Erdoğan, AKP sadece birer sembol, tıpkı diğer ülkelerdeki kukla hükümetler gibi, Obama gibi, George Bush gibi. Asıl önemli olan, bu sembolün arkasındaki güç, yani CIA, yani ABD Silah Sanayi. CIA'nın yapmak istediği, söz konusu ülkeyi tamamen kontrol altına almak, iç ve dış politikasını yönetmekti, ki son derece düzgün bir şekilde çalıştı, diledikleri kukla hükümeti, yani Erdoğan'ı getirmeyi ve uzun süre hükümette tutmayı başardılar.
 
CIA'nın planı, Türkiye'yi bir model ülke olarak kullanmak, ve diğer ülkeleri de aynı şekilde hizaya getirmekti, Ilımlı İslam projesini Orta Doğu'da uygulamaya geçirmekti. Erdoğan ve Gülen, daha doğrusu CIA arasındaki sorun, bu planları aksatıyordu. CIA, kullandığı kuklalarından birinin (Erdoğan) kontrolünü kaybediyordu, bu arada Gül'le hiçbir sorunları yoktu.
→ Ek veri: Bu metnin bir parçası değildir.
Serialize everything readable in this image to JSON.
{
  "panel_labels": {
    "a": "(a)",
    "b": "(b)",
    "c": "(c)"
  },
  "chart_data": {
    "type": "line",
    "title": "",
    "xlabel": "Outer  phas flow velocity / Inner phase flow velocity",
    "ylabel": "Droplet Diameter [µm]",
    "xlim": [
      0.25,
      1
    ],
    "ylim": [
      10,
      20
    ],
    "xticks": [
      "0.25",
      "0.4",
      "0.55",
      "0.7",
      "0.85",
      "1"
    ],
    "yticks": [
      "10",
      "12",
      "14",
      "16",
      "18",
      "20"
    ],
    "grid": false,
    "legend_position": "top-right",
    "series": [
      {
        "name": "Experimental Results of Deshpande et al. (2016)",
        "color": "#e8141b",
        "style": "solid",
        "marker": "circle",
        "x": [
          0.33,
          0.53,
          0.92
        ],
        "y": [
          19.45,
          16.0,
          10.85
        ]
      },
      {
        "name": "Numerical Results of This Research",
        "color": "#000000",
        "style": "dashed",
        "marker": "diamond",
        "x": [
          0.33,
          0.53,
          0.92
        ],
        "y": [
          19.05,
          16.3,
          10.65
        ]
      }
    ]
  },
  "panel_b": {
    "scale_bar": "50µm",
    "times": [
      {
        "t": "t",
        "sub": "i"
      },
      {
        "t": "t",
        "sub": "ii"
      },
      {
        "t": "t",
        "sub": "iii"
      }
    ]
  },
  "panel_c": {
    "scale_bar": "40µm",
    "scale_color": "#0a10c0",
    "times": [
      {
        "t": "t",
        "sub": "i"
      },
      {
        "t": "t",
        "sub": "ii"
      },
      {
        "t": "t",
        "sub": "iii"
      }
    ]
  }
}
Gül iyi bir uşak (bu kelime aynen kullanılıyor görüntülerde) olmuştu, emirleri harfiyen uyguluyordu.
 
Erdoğan boyun eğmeyeceğini göstermek için, bir mesaj vermek için şunu söyledi;
 
"milyarlarca dolarlık silah alımlarını sizinle değil, ABD ile değil, Çin'le yapacağım".
 
Bu ölümcül bir hataydı, bu ABD ve NATO'nun en üst düzey kurallarından birinin ihlali anlamına geliyordu, yapılabilecek son şeydi. İşte bu, NATO ve ABD Silah Sanayisini çileden çıkardı.
 
Ve Erdoğan daha da ileri giderek, AB'ye girmek için yıllardır beklediklerini ve bunun gerçekleşmeyeceğini anladığını, bunun yerine Şangay Birliği'ne katılmak istediğini söyledi. Ve resmen başvuruda bulundu. Ve bu davranış yine, çiğnenebilecek en son kurallardan biriydi. Bir kukla, kukla oynatıcısına karşı, sahibine karşı isyana kalkmıştı.
 
İşte bunları yaptığınızda, son kullanma tarihiniz dolmuş demektir. kim olursanız olun artık bitmiştir. Ve ABD'nin uygulayacağı cezanın diğer ülkeler için ibretlik olması gerekiyordu, çünkü bu durum başkaları tarafından örnek alınabilirdi, bu risk göze alınamazdı.
 
Erdoğan'a şu ihtimaller sunuldu, tabii bunları hiçbir yerde duyamazsınız;
 
Birincisi, geri adım atacaksın, her şeyi geri saracak, İsrail'le ilişkilerini düzeltecek, Çin'den silah almaktan vazgeçeceksin, Şangay'dan uzak duracaksın, Gülen'den özür dileyeceksin, bu senin birinci seçeneğin.
 
İkinci seçeneğin, sessizce istifa edip gideceksin. Çünkü biz hali hazırda senin yerine gelecekleri belirledik (Ç.N: CHP!). şu ana kadar çalıp çırptığın paraları da beraberinde götürebilirsin. Senden öncekiler de çaldı, sen de çaldın, ve bunlarla İngiltere'ye gitmene izin vereceğiz.
 
Üçüncü seçeneğin ise bizi beklemek olacaktır ki bu sana iki senaryo sunar; Kaddafi gibi, Saddam gibi yok edilirsin, seni Taksim meydanında, Gezi Parkı'nda öldürürüz. ikinci senaryo da, Mübarek gibi korkak bir şekilde teslim olabilirsin, seni İngiltere'de bir hapishaneye atarız, yaşamının kalanını orda sürdürürsün.
 
İşte şu anda, Erdoğan bu seçeneklerle karşı karşıya. Bu seçenekler Kaddafi, Saddam ve Mübarek'e sunulanlarla aynı, CIA böyle çalışıyor. Senaryolar o kadar aynı, şaşmaz ve detaylarıyla benzer ki, insan neredeyse aynı şeyleri tekrar tekrar görmekten sıkılıyor.
 
Ve birkaç ay içinde sonucu göreceğiz, çünkü bu durum fazla uzun sürmeyecek.
 
 
Sibel Deniz Edmonds is a former Federal Bureau of Investigation (FBI) translator and founder of the National Security Whistleblowers Coalition (NSWBC).

11 Kasım 2023

 




Kezban...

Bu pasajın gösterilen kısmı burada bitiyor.